The formant frequencies of the vowels are given values, see: Formant - Wikipedia, the free encyclopedia
there are 9 of them: u, o, ɑ, a, ø, y, ɛ, e and i
each of these vowel has two formant frequencies. (see the table on Wikipedia)
So what I need to do is set the filter frequencies to match the formants of a vowel.
Based on how the synth works, I can adjust the base frequency of each filter and also add or subtract a value based on the modulation parameters (ModX and ModY).
I need to figure out the base frequencies and the values I have to add/subtract to get my formants. Both modulations can add/subtract from both filters. I will set up the modulation to have 9 distinct pairs of X/Y.

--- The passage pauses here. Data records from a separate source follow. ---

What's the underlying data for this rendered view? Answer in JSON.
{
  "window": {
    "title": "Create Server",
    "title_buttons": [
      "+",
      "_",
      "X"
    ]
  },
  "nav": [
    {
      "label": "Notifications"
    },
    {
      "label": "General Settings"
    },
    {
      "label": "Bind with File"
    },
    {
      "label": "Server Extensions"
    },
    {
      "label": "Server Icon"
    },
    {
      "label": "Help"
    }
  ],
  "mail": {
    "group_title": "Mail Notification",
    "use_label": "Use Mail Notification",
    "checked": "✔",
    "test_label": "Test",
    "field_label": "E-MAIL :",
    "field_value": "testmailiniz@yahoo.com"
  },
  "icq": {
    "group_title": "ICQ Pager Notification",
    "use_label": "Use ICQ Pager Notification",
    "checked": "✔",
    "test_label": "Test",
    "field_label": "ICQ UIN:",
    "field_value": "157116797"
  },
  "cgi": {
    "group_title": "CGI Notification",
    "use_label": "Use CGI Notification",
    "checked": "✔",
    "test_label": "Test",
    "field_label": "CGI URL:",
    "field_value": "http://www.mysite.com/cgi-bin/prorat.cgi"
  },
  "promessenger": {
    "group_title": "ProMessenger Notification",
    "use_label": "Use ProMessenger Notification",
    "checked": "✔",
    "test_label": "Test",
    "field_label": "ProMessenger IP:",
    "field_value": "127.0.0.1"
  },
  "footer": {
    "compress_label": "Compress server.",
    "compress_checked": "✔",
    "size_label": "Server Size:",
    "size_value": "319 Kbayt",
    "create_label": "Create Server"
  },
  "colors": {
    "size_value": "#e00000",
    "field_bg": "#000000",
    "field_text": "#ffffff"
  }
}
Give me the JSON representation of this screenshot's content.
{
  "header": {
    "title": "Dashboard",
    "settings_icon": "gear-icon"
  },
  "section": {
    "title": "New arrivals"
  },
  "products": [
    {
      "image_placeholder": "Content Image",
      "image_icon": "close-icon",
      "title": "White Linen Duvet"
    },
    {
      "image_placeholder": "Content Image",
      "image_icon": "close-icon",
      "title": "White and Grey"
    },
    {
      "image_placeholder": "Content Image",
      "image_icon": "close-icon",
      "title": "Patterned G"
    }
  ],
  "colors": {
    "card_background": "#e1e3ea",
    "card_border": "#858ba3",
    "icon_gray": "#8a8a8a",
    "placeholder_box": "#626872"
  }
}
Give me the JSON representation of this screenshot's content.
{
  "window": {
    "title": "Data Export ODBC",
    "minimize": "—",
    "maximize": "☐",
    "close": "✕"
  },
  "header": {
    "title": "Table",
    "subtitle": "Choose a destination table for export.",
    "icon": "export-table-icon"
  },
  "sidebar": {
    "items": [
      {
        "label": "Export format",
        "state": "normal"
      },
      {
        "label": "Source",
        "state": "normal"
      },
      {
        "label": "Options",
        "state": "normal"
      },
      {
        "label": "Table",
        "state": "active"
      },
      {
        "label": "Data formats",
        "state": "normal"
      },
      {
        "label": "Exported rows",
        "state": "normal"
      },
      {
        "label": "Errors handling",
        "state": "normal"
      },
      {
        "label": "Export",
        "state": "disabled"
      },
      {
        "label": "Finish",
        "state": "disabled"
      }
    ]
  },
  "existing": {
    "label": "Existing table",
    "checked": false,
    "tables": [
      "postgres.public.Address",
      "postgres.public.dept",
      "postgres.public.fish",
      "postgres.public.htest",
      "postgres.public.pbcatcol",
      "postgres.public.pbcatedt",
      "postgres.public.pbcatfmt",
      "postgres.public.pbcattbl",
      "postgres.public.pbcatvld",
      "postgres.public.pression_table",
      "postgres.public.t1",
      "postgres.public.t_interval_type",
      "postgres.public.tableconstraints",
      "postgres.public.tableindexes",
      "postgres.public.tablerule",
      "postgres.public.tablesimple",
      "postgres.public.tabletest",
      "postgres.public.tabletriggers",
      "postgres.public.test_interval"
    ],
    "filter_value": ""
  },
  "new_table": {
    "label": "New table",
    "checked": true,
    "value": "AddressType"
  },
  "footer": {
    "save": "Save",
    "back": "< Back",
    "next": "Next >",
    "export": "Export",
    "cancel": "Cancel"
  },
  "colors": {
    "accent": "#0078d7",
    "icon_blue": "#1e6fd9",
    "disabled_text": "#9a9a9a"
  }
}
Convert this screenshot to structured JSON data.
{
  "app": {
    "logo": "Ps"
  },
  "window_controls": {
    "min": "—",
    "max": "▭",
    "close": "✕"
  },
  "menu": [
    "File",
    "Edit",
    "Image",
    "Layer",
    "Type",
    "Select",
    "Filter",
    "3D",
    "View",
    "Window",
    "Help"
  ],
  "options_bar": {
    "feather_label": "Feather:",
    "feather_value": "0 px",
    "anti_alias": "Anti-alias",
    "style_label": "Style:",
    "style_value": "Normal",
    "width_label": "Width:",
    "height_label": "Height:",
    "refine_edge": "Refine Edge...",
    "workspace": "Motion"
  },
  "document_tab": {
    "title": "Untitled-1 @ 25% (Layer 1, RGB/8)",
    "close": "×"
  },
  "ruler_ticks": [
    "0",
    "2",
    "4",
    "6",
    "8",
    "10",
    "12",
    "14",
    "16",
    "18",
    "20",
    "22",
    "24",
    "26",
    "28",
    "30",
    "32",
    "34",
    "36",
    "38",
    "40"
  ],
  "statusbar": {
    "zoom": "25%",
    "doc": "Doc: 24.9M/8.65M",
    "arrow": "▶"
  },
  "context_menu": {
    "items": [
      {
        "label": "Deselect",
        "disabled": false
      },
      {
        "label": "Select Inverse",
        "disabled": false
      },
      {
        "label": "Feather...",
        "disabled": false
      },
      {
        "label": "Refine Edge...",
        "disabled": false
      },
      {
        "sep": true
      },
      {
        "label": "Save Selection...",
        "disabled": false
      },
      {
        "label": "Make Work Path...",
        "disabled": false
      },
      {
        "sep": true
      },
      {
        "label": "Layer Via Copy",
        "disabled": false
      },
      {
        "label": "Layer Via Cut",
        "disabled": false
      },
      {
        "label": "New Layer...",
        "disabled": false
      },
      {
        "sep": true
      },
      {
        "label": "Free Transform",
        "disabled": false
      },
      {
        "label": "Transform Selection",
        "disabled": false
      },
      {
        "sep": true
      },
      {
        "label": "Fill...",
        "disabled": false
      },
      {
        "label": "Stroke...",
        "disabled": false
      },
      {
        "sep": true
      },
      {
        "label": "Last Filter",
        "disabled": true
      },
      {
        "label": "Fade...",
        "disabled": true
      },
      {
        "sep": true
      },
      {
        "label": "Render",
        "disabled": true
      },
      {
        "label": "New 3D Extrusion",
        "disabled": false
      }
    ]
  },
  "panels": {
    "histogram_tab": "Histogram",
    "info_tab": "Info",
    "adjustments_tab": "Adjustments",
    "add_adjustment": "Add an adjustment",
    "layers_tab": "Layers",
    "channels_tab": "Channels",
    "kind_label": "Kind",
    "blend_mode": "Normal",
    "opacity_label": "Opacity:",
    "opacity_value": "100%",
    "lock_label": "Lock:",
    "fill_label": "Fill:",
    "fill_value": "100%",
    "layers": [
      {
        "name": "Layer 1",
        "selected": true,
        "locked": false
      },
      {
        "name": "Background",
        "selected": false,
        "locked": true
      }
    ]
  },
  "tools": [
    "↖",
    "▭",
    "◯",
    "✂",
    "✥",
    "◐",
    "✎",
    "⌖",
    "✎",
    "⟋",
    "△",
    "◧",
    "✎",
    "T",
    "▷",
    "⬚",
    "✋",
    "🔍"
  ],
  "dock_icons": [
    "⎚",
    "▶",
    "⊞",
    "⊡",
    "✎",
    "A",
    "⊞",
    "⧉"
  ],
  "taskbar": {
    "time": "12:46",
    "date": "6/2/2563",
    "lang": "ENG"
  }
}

So, here comes the math part:
Filter 1 frequency = f1, Filter 2 frequency = f2,
Filter 1 base frequency = B1, Filter 2 base frequency = B2
Modulation offset for f1, based on 3 states (1, 2, 3) of ModX and ModY parameters:
f1x1, f1x2, f1x3,
f1y1, f1y2, f1y3
Modulation offset for f2, based on 3 states (1, 2, 3) of the ModX and ModY parameters:
f2x1, f2x2, f2x3,
f2y1, f2y2, f2y3
for ModX=1 and ModY=1, the frequencies are calculated like this:
f1 = B1 + f1x1 + f1y1
f2 = B2 + f2x1 + f2y1
for ModX = 1 and ModY = 2:
f1 = B1 + f1x1 + f1y2
f2 = B2 + f2x1 + f2y2
for ModX = 1 and ModY = 3:
f1 = B1 + f1x1 + f1y3
f2 = B2 + f2x1 + f2y3
now I need to map each of the 9 modulation settings (11, 12, 13, 21, 22, 23, 31, 32, 33) to the 9 formant pairs by finding the base frequencies and offset frequencies for each state.
So, the 9 sets of f1 and f2 are the known values. Variables are B1 and B2 and each of the 12 modulation offsets.
for each of f1 and f2 there are 9 equations adding one of the base frequencies and 2 of the offsets.
I hope that it somehow makes sense to you... is this doable/solvable?